И над Невой закат не догорал,
И Пушкин на снегу не умирал,
И нет ни Петербурга, ни Кремля -
Одни снега, снега, поля, поля...
Снега, снега, снега...А ночь долга,
И не растают никогда снега.
Снега, Снега, снега... А ночь темна,
И никогда не кончится она.
Россия тишина. Россия прах.
А, может быть, Россия - только страх.
Веревка, пуля, ледяная тьма
И музыка, сводящая с ума.
Веревка, пуля, каторжный рассвет
Над тем, чему названья в мире нет.
   Написано в 1943. Снега и ледяная тьма… И еще 13 лет спустя, накануне смерти:
***
Мне больше не страшно. Мне томно.
Я медленно в пропасть лечу
И вашей России не помню
И помнить ее не хочу.
И не отзываются дрожью
Банальной и сладкой тоски
Поля с колосящейся рожью,
Березки, дымки, огоньки...
1956
   Поля с колосящейся рожью уже мало кто, наверное, помнит, даже в моем поколении - нынешних тридцати-сорокалетних.
Так я вам покажу:

Валерий Кленов "Рожь" (1979 г.)
   Это поле находилось на повороте от соснового леса к реке Нерль, в двух километрах от той самой нашей деревеньки. Сюда мы частенько ходили за грибами, а в августе приезжали с кавалькадами комбайнеров, которые отечески и залихватски катали нас, детей, в грузовиках, «с горкой» засыпанных соломой, сеном, а иногда и зерном. Каким-то чудесным образом случилось, что моя мама нашла картины незнакомого автора, написанные маслом, где изображены виды нашей деревни. Работал художник в 1970-1980-е годы, как раз когда мы впервые сюда приехали, и по ним хорошо видно, как там было тогда, тридцать лет назад, в Ярославской глубинке.

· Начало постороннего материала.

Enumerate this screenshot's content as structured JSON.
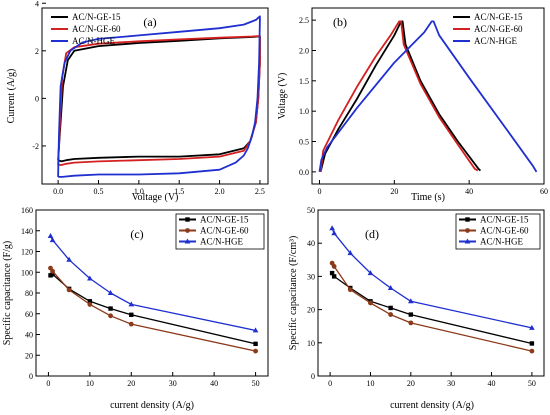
{
  "figure": {
    "panels": [
      {
        "id": "a",
        "panel_label": "(a)",
        "xlabel": "Voltage (V)",
        "ylabel": "Current (A/g)",
        "legend_position": "top-left"
      },
      {
        "id": "b",
        "panel_label": "(b)",
        "xlabel": "Time (s)",
        "ylabel": "Voltage (V)",
        "legend_position": "top-right"
      },
      {
        "id": "c",
        "panel_label": "(c)",
        "xlabel": "current density (A/g)",
        "ylabel": "Specific capacitance (F/g)",
        "legend_position": "top-right"
      },
      {
        "id": "d",
        "panel_label": "(d)",
        "xlabel": "current density (A/g)",
        "ylabel": "Specific capacitance (F/cm³)",
        "legend_position": "top-right"
      }
    ]
  },
  "chart_data": [
    {
      "type": "line",
      "panel": "a",
      "xlabel": "Voltage (V)",
      "ylabel": "Current (A/g)",
      "xlim": [
        -0.2,
        2.6
      ],
      "ylim": [
        -3.6,
        3.8
      ],
      "xticks": [
        "0.0",
        "0.5",
        "1.0",
        "1.5",
        "2.0",
        "2.5"
      ],
      "yticks": [
        "-2",
        "0",
        "2",
        "4"
      ],
      "xtick_values": [
        0,
        0.5,
        1.0,
        1.5,
        2.0,
        2.5
      ],
      "ytick_values": [
        -2,
        0,
        2,
        4
      ],
      "legend_position": "top-left",
      "series": [
        {
          "name": "AC/N-GE-15",
          "color": "#000000",
          "x": [
            0.0,
            0.02,
            0.06,
            0.12,
            0.2,
            0.5,
            1.0,
            1.5,
            2.0,
            2.4,
            2.47,
            2.5,
            2.5,
            2.48,
            2.45,
            2.38,
            2.3,
            2.0,
            1.5,
            1.0,
            0.5,
            0.2,
            0.1,
            0.04,
            0.0
          ],
          "y": [
            -2.6,
            -1.5,
            0.5,
            1.6,
            2.0,
            2.2,
            2.33,
            2.42,
            2.52,
            2.58,
            2.6,
            2.6,
            1.5,
            0.0,
            -1.0,
            -1.8,
            -2.1,
            -2.35,
            -2.45,
            -2.45,
            -2.5,
            -2.55,
            -2.6,
            -2.65,
            -2.6
          ]
        },
        {
          "name": "AC/N-GE-60",
          "color": "#d42020",
          "x": [
            0.0,
            0.02,
            0.05,
            0.1,
            0.2,
            0.5,
            1.0,
            1.5,
            2.0,
            2.4,
            2.47,
            2.5,
            2.5,
            2.48,
            2.45,
            2.38,
            2.3,
            2.0,
            1.5,
            1.0,
            0.5,
            0.2,
            0.1,
            0.04,
            0.0
          ],
          "y": [
            -2.8,
            -1.2,
            0.9,
            1.9,
            2.15,
            2.3,
            2.4,
            2.48,
            2.55,
            2.6,
            2.62,
            2.62,
            1.5,
            0.0,
            -1.0,
            -1.8,
            -2.2,
            -2.45,
            -2.55,
            -2.6,
            -2.65,
            -2.7,
            -2.75,
            -2.8,
            -2.8
          ]
        },
        {
          "name": "AC/N-HGE",
          "color": "#1f2fd0",
          "x": [
            0.0,
            0.01,
            0.03,
            0.08,
            0.15,
            0.3,
            0.5,
            1.0,
            1.5,
            2.0,
            2.3,
            2.45,
            2.5,
            2.5,
            2.49,
            2.47,
            2.44,
            2.4,
            2.35,
            2.3,
            2.2,
            2.0,
            1.5,
            1.0,
            0.5,
            0.2,
            0.05,
            0.0
          ],
          "y": [
            -3.3,
            -1.5,
            0.5,
            1.5,
            2.0,
            2.35,
            2.5,
            2.65,
            2.8,
            2.95,
            3.1,
            3.3,
            3.45,
            3.3,
            1.5,
            0.0,
            -1.0,
            -1.6,
            -2.1,
            -2.4,
            -2.7,
            -3.0,
            -3.15,
            -3.2,
            -3.2,
            -3.25,
            -3.3,
            -3.3
          ]
        }
      ]
    },
    {
      "type": "line",
      "panel": "b",
      "xlabel": "Time (s)",
      "ylabel": "Voltage (V)",
      "xlim": [
        -2,
        60
      ],
      "ylim": [
        -0.2,
        2.7
      ],
      "xticks": [
        "0",
        "20",
        "40",
        "60"
      ],
      "yticks": [
        "0.0",
        "0.5",
        "1.0",
        "1.5",
        "2.0",
        "2.5"
      ],
      "xtick_values": [
        0,
        20,
        40,
        60
      ],
      "ytick_values": [
        0,
        0.5,
        1.0,
        1.5,
        2.0,
        2.5
      ],
      "legend_position": "top-right",
      "series": [
        {
          "name": "AC/N-GE-15",
          "color": "#000000",
          "x": [
            0.3,
            1.5,
            5,
            10,
            15,
            20,
            21.8,
            22.2,
            23,
            27,
            32,
            37,
            42.5,
            43
          ],
          "y": [
            0.0,
            0.3,
            0.7,
            1.2,
            1.75,
            2.25,
            2.48,
            2.48,
            2.1,
            1.5,
            0.95,
            0.5,
            0.05,
            0.02
          ]
        },
        {
          "name": "AC/N-GE-60",
          "color": "#d42020",
          "x": [
            0.3,
            1,
            5,
            10,
            15,
            19,
            21.3,
            21.8,
            22.5,
            27,
            32,
            37,
            41.5,
            42.3
          ],
          "y": [
            0.0,
            0.35,
            0.85,
            1.4,
            1.9,
            2.25,
            2.48,
            2.48,
            2.1,
            1.45,
            0.9,
            0.45,
            0.05,
            0.02
          ]
        },
        {
          "name": "AC/N-HGE",
          "color": "#1f2fd0",
          "x": [
            0,
            0.5,
            2,
            10,
            20,
            28,
            30,
            30.5,
            32,
            40,
            50,
            57,
            58
          ],
          "y": [
            0.0,
            0.2,
            0.4,
            1.05,
            1.8,
            2.3,
            2.48,
            2.48,
            2.25,
            1.55,
            0.7,
            0.1,
            0.0
          ]
        }
      ]
    },
    {
      "type": "line",
      "panel": "c",
      "xlabel": "current density (A/g)",
      "ylabel": "Specific capacitance (F/g)",
      "xlim": [
        -3,
        53
      ],
      "ylim": [
        0,
        160
      ],
      "xticks": [
        "0",
        "10",
        "20",
        "30",
        "40",
        "50"
      ],
      "yticks": [
        "0",
        "20",
        "40",
        "60",
        "80",
        "100",
        "120",
        "140",
        "160"
      ],
      "xtick_values": [
        0,
        10,
        20,
        30,
        40,
        50
      ],
      "ytick_values": [
        0,
        20,
        40,
        60,
        80,
        100,
        120,
        140,
        160
      ],
      "legend_position": "top-right",
      "series": [
        {
          "name": "AC/N-GE-15",
          "color": "#000000",
          "marker": "square",
          "x": [
            0.5,
            1,
            5,
            10,
            15,
            20,
            50
          ],
          "y": [
            97,
            98,
            84,
            72,
            65,
            59,
            31
          ]
        },
        {
          "name": "AC/N-GE-60",
          "color": "#8b3a1a",
          "marker": "circle",
          "x": [
            0.5,
            1,
            5,
            10,
            15,
            20,
            50
          ],
          "y": [
            104,
            101,
            83,
            69,
            58,
            50,
            24
          ]
        },
        {
          "name": "AC/N-HGE",
          "color": "#1f2fd0",
          "marker": "triangle",
          "x": [
            0.5,
            1,
            5,
            10,
            15,
            20,
            50
          ],
          "y": [
            135,
            131,
            112,
            94,
            80,
            69,
            44
          ]
        }
      ]
    },
    {
      "type": "line",
      "panel": "d",
      "xlabel": "current density (A/g)",
      "ylabel": "Specific capacitance (F/cm³)",
      "xlim": [
        -3,
        53
      ],
      "ylim": [
        0,
        50
      ],
      "xticks": [
        "0",
        "10",
        "20",
        "30",
        "40",
        "50"
      ],
      "yticks": [
        "0",
        "10",
        "20",
        "30",
        "40",
        "50"
      ],
      "xtick_values": [
        0,
        10,
        20,
        30,
        40,
        50
      ],
      "ytick_values": [
        0,
        10,
        20,
        30,
        40,
        50
      ],
      "legend_position": "top-right",
      "series": [
        {
          "name": "AC/N-GE-15",
          "color": "#000000",
          "marker": "square",
          "x": [
            0.5,
            1,
            5,
            10,
            15,
            20,
            50
          ],
          "y": [
            31,
            30,
            26.5,
            22.5,
            20.5,
            18.5,
            9.8
          ]
        },
        {
          "name": "AC/N-GE-60",
          "color": "#8b3a1a",
          "marker": "circle",
          "x": [
            0.5,
            1,
            5,
            10,
            15,
            20,
            50
          ],
          "y": [
            34,
            33,
            26,
            22,
            18.5,
            16,
            7.5
          ]
        },
        {
          "name": "AC/N-HGE",
          "color": "#1f2fd0",
          "marker": "triangle",
          "x": [
            0.5,
            1,
            5,
            10,
            15,
            20,
            50
          ],
          "y": [
            44.5,
            43,
            37,
            31,
            26.5,
            22.5,
            14.5
          ]
        }
      ]
    }
  ]
}
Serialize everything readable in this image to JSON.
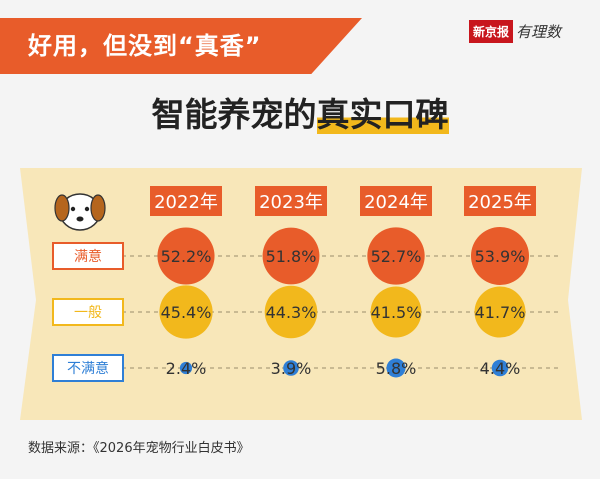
{
  "banner": {
    "text": "好用，但没到“真香”"
  },
  "brand": {
    "name": "新京报",
    "sub": "有理数"
  },
  "title": {
    "part1": "智能养宠的",
    "part2": "真实口碑"
  },
  "footer": {
    "source": "数据来源：《2026年宠物行业白皮书》"
  },
  "colors": {
    "orange": "#e85c2a",
    "yellow": "#f2b81c",
    "blue": "#2f7fd6",
    "panel": "#f8e7b9"
  },
  "chart_data": {
    "type": "bubble-table",
    "columns": [
      "2022年",
      "2023年",
      "2024年",
      "2025年"
    ],
    "rows": [
      {
        "label": "满意",
        "values": [
          52.2,
          51.8,
          52.7,
          53.9
        ],
        "labels": [
          "52.2%",
          "51.8%",
          "52.7%",
          "53.9%"
        ],
        "color": "#e85c2a"
      },
      {
        "label": "一般",
        "values": [
          45.4,
          44.3,
          41.5,
          41.7
        ],
        "labels": [
          "45.4%",
          "44.3%",
          "41.5%",
          "41.7%"
        ],
        "color": "#f2b81c"
      },
      {
        "label": "不满意",
        "values": [
          2.4,
          3.9,
          5.8,
          4.4
        ],
        "labels": [
          "2.4%",
          "3.9%",
          "5.8%",
          "4.4%"
        ],
        "color": "#2f7fd6"
      }
    ]
  }
}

   Прошлым летом я наконец-то вовремя вспомнила свою задумку, вышла за деревню и сфотографировала один из ракурсов, который я узнала на картине Клёнова с первого взгляда:


   По этим двум изображениям (картина написана в 1983 году, фото снято в августе 2013 года) очень хорошо виден ход времени. Видно, как перестали ездить по проселку телеги и комбайны, как долгие годы стоит незасеянным пушистое пшеничное поле, как новый еловый лес поглощает старый березовый (справедливости ради скажу, кое-где и ельник вытеснен молодым березняком) и жизнь меняется — слишком заметно, слишком быстро. Мне бы, наверное, хотелось, чтоб менялись только мы, люди — росли, взрослели, старели, умирали — на фоне неизменного пшеничного пейзажа.